2 - Na costa ocidental na zona delimitada a norte pelo paralelo que passa pelo Penedo da Saudade-São Pedro de Muel (39º 45' 8'' N.) e a sul pelo paralelo que passa pelo cabo de São Vicente (37º 01' 45'' N.), é proibido utilizar, calar, transportar ou ter a bordo redes de emalhar de um pano de fundo da classe de malhagem de 60 mm a 79 mm.
3 - Por fora das 20 milhas de distância à linha da costa só é permitido utilizar tresmalhos de fundo com malhagem, no miúdo, igual ou superior a 220 mm.

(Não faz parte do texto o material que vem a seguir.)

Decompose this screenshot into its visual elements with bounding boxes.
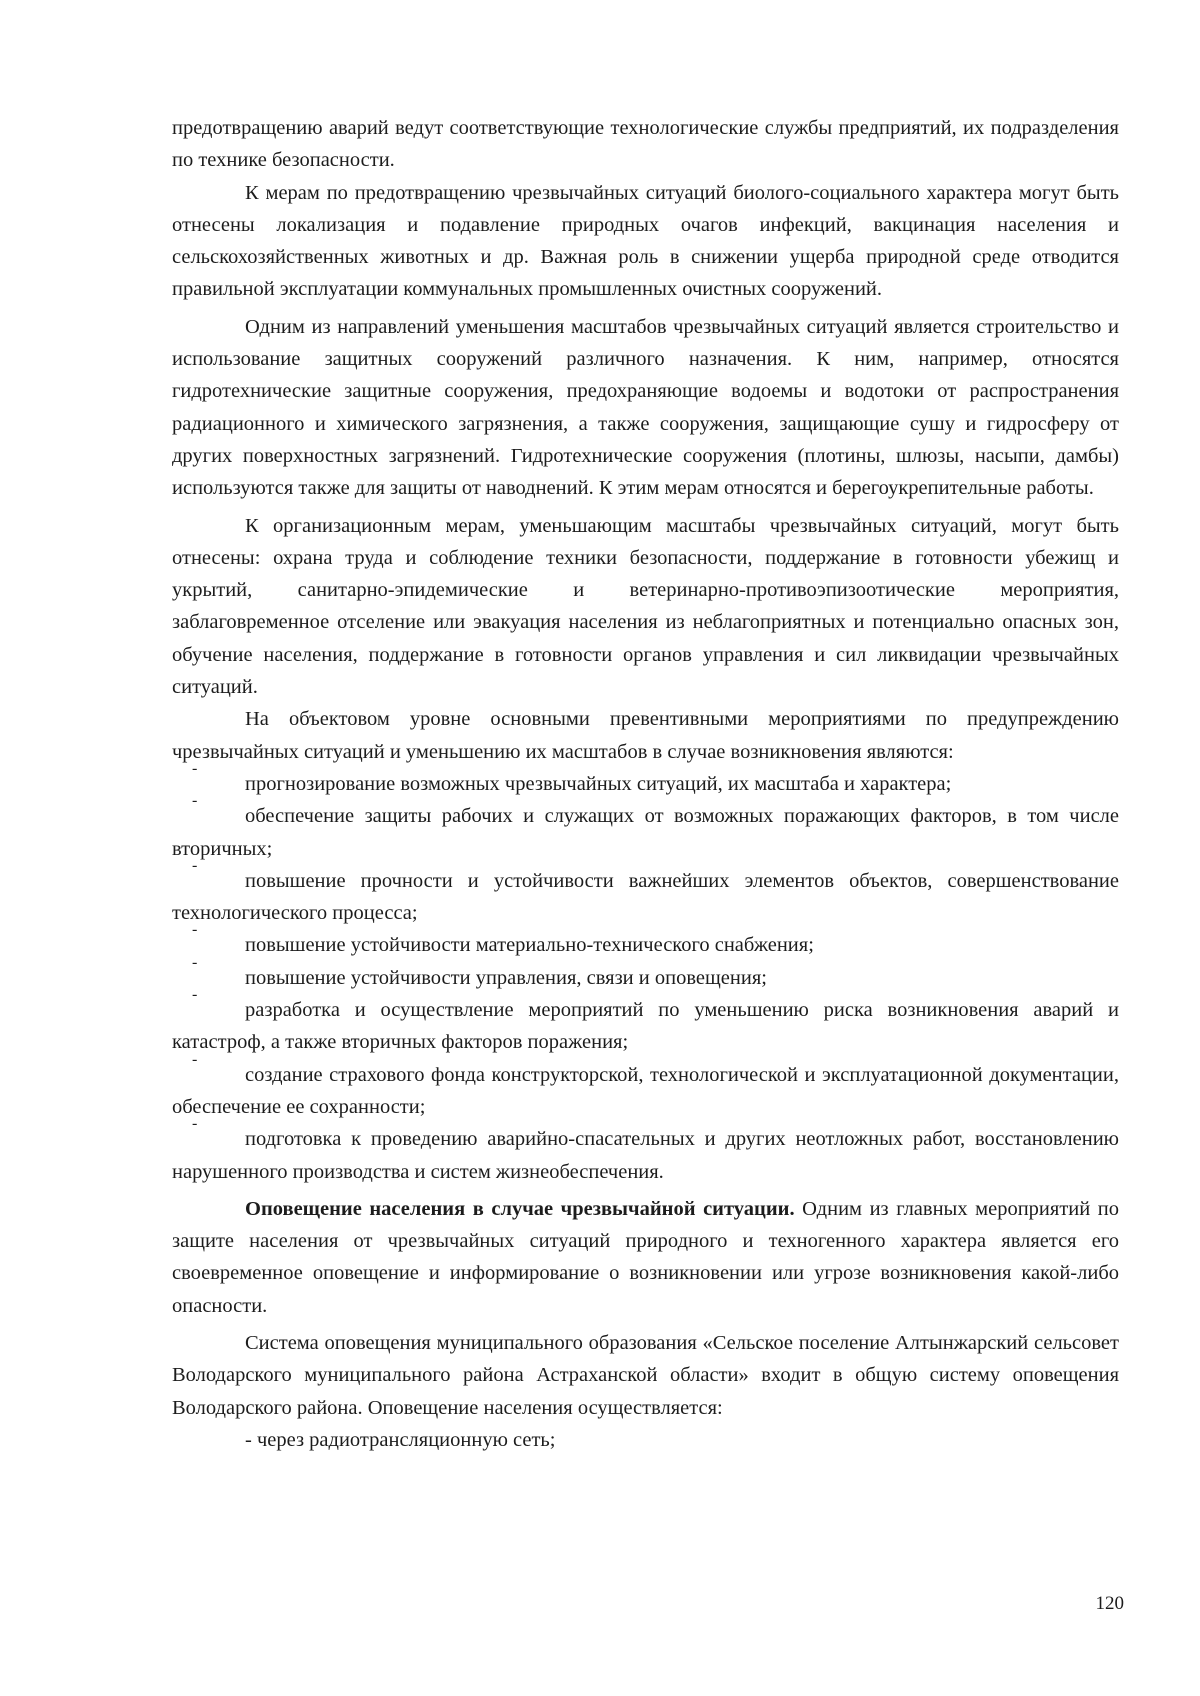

4 - Sem prejuízo do disposto no n.º 7, por dentro das 20 milhas de distância à linha da costa só é permitido utilizar tresmalhos de fundo com as seguintes classes de malhagens no miúdo:
a) Na zona delimitada a norte pela linha de costa, a sul e a leste pelo limite da subárea do continente da ZEE e a oeste pelo meridiano que passa pelo farol do cabo de São Vicente (8º 59' 8'' W.) - classes de 80 mm a 99 mm e maior ou igual a 100 mm;
b) Nas restantes áreas da ZEE nacional - classe igual ou maior que 100 mm.
5 - As capturas existentes a bordo, realizadas com rede de emalhar, devem obrigatoriamente incluir, em função da classe de malhagem, uma percentagem de espécies alvo, referidas no anexo I ao presente Regulamento, não inferior a 70%.
6 - Nos tresmalhos de fundo a relação mínima entre a malhagem do miúdo e a das alvitanas é de 1 para 4.
7 - Na subárea da Madeira da ZEE apenas podem ser licenciadas redes de emalhar com malhagem igual ou superior a 120 mm, com a qual se poderão capturar todas as espécies.